My father said, “My pockets are empty, but there is money and jewelry outside.”
“What if I cannot find this fortune?” Socha asked.
“You will find it,” my father assured him. “You must.”
The next morning, Socha and Wroblewski arrived with an extra few satchels. In these they carried the coins and jewels and silverware and other fine things they had recovered from the inheritance passed to my father by his uncle on the night he was killed. My father was so happy to see these things when Socha handed them over to him. He did not even bother to count the money or to make an inventory. He simply handed the satchels back to Socha and said, “You take it. The money, the jewelry, everything. It is of no use to us here. This is our payment in full.”
Socha would not accept this. He suggested instead that my father keep the valuables and that he continue to parcel them out to the sewer workers at the rate of 500 zlotys per day, as before. My father did not understand Socha’s refusal at first, but then he came up with an explanation. He decided that Socha did not want my father and the others to feel indebted to them and that he did not want to encourage his sewer worker colleagues into thinking they had been fully paid and in this way entertain the notion of quitting the job. Whatever Socha’s thinking, this is what my f
ather did, until after another few weeks this fortune ran out as well. This was when Socha finally revealed his true character. He took my father aside one day and gave him some money. He told my father that he was to return the money to him at the end of each visit, at the agreed-upon rate, and that he did not want Wroblewski and Kowalow to know of this arrangement.

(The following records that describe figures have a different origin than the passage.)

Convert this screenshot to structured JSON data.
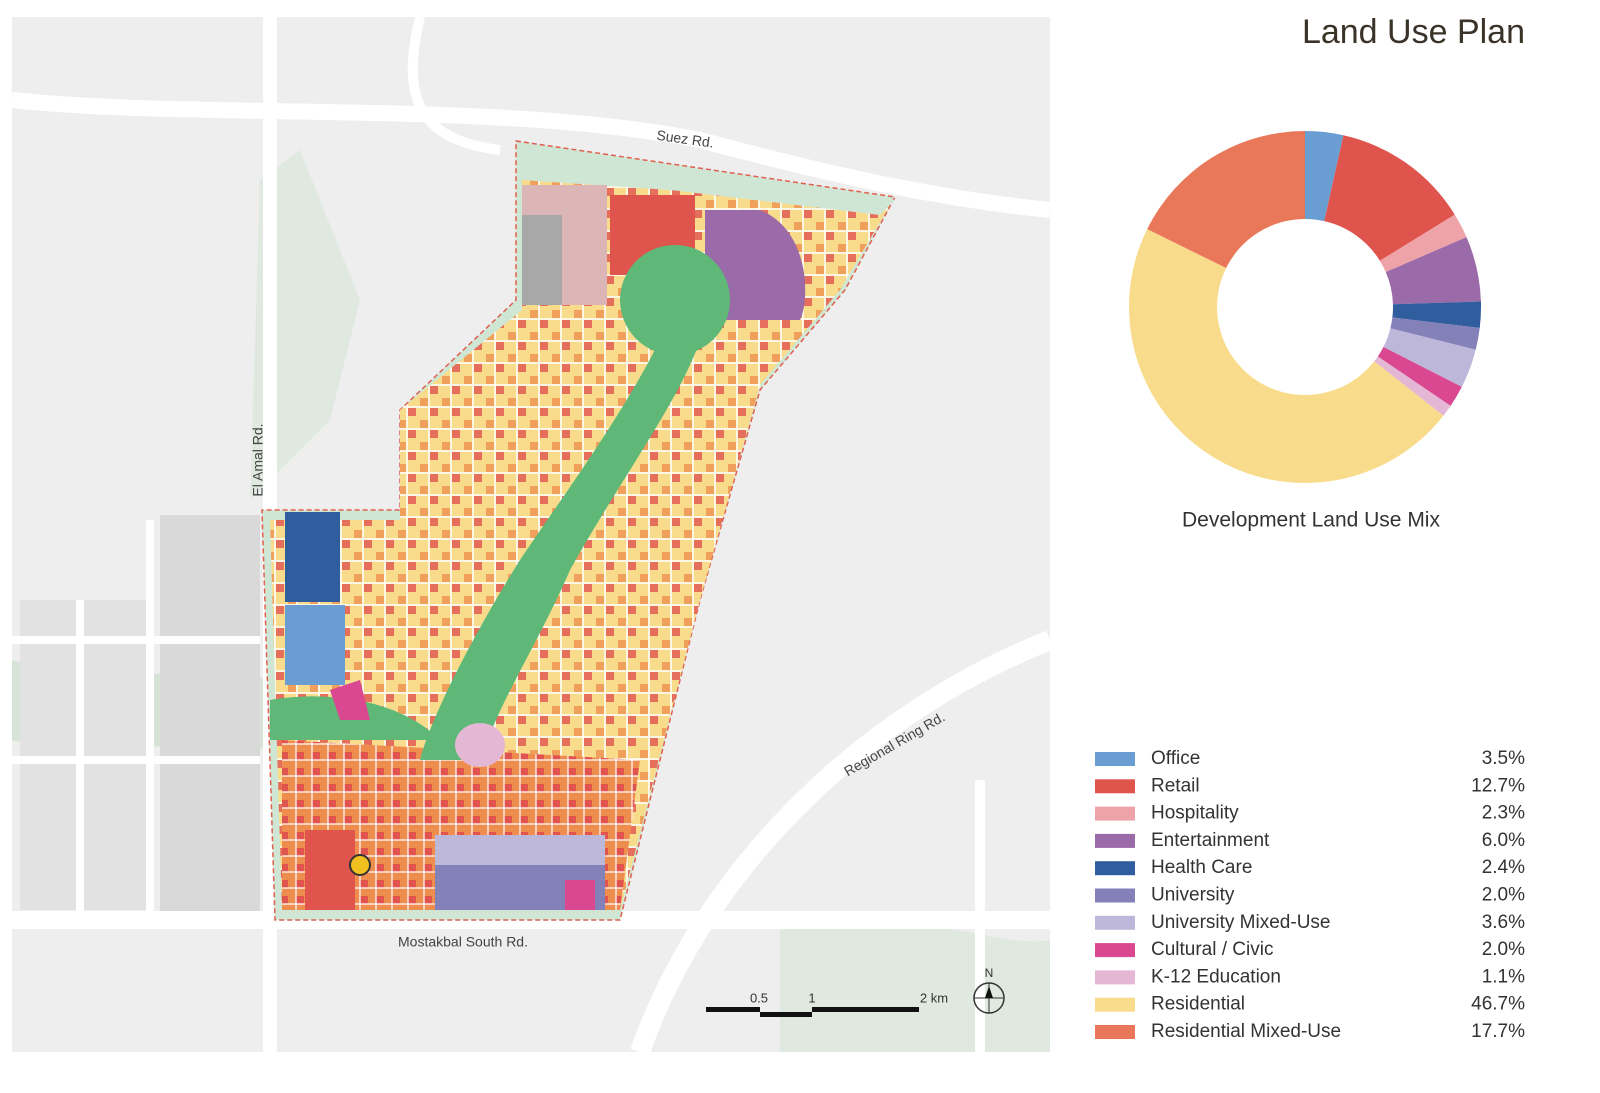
{
  "title": "Land Use Plan",
  "map": {
    "roads": [
      "Suez Rd.",
      "El Amal Rd.",
      "Regional Ring Rd.",
      "Mostakbal South Rd."
    ],
    "scale_labels": [
      "0.5",
      "1",
      "2 km"
    ],
    "north": "N"
  },
  "chart_data": {
    "type": "donut",
    "caption": "Development Land Use Mix",
    "categories": [
      "Office",
      "Retail",
      "Hospitality",
      "Entertainment",
      "Health Care",
      "University",
      "University Mixed-Use",
      "Cultural / Civic",
      "K-12 Education",
      "Residential",
      "Residential Mixed-Use"
    ],
    "values": [
      3.5,
      12.7,
      2.3,
      6.0,
      2.4,
      2.0,
      3.6,
      2.0,
      1.1,
      46.7,
      17.7
    ],
    "value_labels": [
      "3.5%",
      "12.7%",
      "2.3%",
      "6.0%",
      "2.4%",
      "2.0%",
      "3.6%",
      "2.0%",
      "1.1%",
      "46.7%",
      "17.7%"
    ],
    "colors": [
      "#6a9ed3",
      "#e0544e",
      "#eea3a8",
      "#9b6aa8",
      "#2f5d9e",
      "#8480b8",
      "#bdb8da",
      "#d94890",
      "#e4b8d4",
      "#f8dc8c",
      "#e9785a"
    ]
  }
}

My father was astonished by this turn. It appeared that Socha was returning the money he had already collected and preparing to redistribute his share to Wroblewski and Kowalow, in exchange for their continued cooperation. It was as if Socha himself were now paying for our protection. It was a subtle charade. The reason for this, we learned later, was that the three sewer workers were in some disagreement over our continued care. Socha wanted to keep coming to look after us for as long as it was necessary; he was committed to us, no matter what. Wroblewski, with his daily visits, had also developed a close bond with our group. He was uncertain what our fate should be, but without his share of our daily fee, he could not justify the risk to himself and his family. Kowalow, who by design had no contact with us once we reached the sewer, took a hard view. He wanted to disassociate himself from our group and abandon us to the sewer. Socha told us this after the war. Kowalow allowed that it would be cruel simply to leave us to starve to death and suggested that Socha and Wroblewski put strychnine into our food, which would cause us to asphyxiate.
This was how Socha came to this plan, to quietly deceive his colleagues while continuing to enlist their cooperation. My father was briefly concerned about his complicity in such an arrangement, until Socha pointed out to him that the only one being harmed by the deception was Socha himself. At this, my father could not argue. He could only sigh in relief that we were not down to our last cutlet just yet.